This research project sets out to develop a new methodology of crossing disciplinary perspectives with the goal of unlocking a multidisciplinary historiography of architecture. It is based on the conviction that something fundamentally new can be learned from the exchanges that architects have had with other disciplines.
After World War II, disciplines like sociology, geography, and health increasingly became involved in the design of the built environment. So much so that, by the latter half of the twentieth century, architecture had become a complex practice involving countless disciplines (including urban planning, landscape architecture, mobility, sustainability, building physics, health, biodiversity, and circularity) and many stakeholders (such as municipalities, residents, neighbourhood associations, and end-users). Architects were quick to respond to this paradigm shift, and developed concepts that could account for the complex interplay of these different concerns (called ‘the social turn’ and ‘the ecological turn’ in design practice). Yet despite this evolution within the profession, architectural historiography has not always accounted for the complexified conception of architecture held by architects and experts from other fields. Architectural historiographies are still largely being written as histoires des idées that focus somewhat exclusively on the concepts of architects, and, as a result, have become distanced from the practice of architecture. To overcome the gap between existing ‘single-perspective’ histories of architecture and the ‘multiperspective’ cosmopolitan practice of architecture, Dr. Cathelijne Nuijsink is currently conducting an SNSF-funded research project that addresses the urgent need to recalibrate our histories and study the knowledge that arises from a confrontation of different disciplinary perspectives.

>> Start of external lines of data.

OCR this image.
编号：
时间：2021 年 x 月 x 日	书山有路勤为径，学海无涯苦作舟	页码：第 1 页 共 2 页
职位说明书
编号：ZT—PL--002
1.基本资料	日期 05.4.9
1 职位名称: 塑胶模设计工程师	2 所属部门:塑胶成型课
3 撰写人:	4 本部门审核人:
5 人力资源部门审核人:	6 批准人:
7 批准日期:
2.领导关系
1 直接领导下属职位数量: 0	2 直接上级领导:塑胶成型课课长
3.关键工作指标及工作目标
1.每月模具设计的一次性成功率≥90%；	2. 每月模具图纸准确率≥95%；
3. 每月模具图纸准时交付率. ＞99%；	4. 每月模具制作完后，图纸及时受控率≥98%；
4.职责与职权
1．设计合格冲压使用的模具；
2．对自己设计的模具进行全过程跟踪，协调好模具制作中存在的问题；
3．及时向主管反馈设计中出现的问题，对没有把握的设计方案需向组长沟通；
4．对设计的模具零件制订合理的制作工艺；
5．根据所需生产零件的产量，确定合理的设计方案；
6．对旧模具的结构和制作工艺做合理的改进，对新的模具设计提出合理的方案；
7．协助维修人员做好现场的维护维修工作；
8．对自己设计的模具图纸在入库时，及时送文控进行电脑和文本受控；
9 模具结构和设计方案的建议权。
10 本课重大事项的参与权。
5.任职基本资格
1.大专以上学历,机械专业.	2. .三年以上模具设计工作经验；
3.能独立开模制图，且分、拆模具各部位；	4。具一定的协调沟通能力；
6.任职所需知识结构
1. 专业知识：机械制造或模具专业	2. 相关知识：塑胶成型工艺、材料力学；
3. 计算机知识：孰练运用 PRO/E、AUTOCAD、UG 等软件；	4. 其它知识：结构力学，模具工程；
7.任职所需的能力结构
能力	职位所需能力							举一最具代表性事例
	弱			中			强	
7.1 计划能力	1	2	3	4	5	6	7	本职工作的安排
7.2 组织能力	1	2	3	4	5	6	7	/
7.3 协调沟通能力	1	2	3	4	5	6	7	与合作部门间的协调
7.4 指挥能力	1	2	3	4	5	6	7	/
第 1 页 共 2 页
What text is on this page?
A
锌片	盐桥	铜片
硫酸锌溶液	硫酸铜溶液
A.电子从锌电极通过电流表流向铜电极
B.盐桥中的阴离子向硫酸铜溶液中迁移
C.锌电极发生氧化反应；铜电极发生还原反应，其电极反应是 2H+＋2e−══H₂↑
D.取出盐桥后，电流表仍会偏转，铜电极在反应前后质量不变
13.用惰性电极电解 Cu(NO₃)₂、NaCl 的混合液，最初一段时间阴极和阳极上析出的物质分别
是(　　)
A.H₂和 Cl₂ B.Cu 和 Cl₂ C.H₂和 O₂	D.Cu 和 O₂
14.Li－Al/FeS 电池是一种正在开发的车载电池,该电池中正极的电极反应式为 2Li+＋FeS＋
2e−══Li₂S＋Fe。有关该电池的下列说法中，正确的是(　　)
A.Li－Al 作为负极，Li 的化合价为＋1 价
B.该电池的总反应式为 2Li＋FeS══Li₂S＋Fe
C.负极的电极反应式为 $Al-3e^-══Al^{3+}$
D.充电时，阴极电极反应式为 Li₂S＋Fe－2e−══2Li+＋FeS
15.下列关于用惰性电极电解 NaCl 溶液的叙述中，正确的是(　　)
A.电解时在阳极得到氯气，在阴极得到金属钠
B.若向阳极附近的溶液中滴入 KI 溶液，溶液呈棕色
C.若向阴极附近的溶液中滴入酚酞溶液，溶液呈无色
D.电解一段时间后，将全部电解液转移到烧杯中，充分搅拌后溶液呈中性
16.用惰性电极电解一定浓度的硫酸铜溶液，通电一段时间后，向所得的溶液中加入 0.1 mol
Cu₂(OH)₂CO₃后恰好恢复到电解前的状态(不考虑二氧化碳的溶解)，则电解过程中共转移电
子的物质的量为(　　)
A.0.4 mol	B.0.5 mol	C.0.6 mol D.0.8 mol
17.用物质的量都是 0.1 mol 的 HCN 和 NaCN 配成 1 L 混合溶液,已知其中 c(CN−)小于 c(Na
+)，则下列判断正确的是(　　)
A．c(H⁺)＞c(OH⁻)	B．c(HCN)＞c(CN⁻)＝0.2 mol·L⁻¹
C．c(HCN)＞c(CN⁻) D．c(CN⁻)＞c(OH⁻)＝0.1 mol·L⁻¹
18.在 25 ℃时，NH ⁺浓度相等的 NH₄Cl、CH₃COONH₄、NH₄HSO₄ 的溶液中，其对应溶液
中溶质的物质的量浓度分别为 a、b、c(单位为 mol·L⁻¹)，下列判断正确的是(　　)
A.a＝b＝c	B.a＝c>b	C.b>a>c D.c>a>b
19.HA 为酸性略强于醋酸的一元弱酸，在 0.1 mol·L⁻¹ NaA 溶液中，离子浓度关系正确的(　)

The Any Conferences (1991–2000)
The pivotal case study selected to develop a method for writing a cross-disciplinary history of architecture is The Any Conferences (1991–2000). This series of ten annual, multidisciplinary and cross-cultural conferences were initiated by the theory-architects Arata Isozaki, Ignasi de Solà-Morales and Peter Eisenman, and the editor Cynthia Davidson, with the aim to investigate the condition of architecture and its relation with general culture at the end of the second millennium. By inviting architects along with philosophers, economists, gender theorists, activists, art critics, and the like to engage in architectural discourse, The Any Conferences represent a rare case in the history of modern architecture in which an attempt was made to open the architectural discourse and bring people whose discourse involves the themes of architecture into the framework of the physical environment of cities and building. To stake out this multidimensional approach, she will not only be examining the various disciplinary ideas presented at the Any Conference table. Equally important are the prior knowledge brought to the conference, the crossing of disciplinary perspectives and their resistances and modifications during the conference, and the aftereffects and repercussions of the conference on the careers of participants and on broader architectural debates. It is precisely in the crossing of perspectives, she posits, where architectural ideas can change, mutate, or evolve, and a ‘crossed history’ emerges, which in turn stimulates new perspectives in the field of architecture.
Dr. Cathelijne Nuijsink is Senior Lecturer in the Chair of the History and Theory of Urban Design at ETH Zürich, where she is developing new historiographic methods that enable histories of architecture in the latter half of the twentieth century to be written in a way that is more inclusive, interdisciplinary, and polyvocal. In addition to her role as Senior Lecturer at ETH Zürich, during the academic year 2022–2023 Nuijsink is a Postgraduate Associate in The History, Theory and Criticism of Architecture and Art (HTC) programme at Massachusetts Institute of Technology (MIT) as part of the SNSF-funded research project Unlocking the ‘Contact Zone’: Toward a New Historiography of Architecture.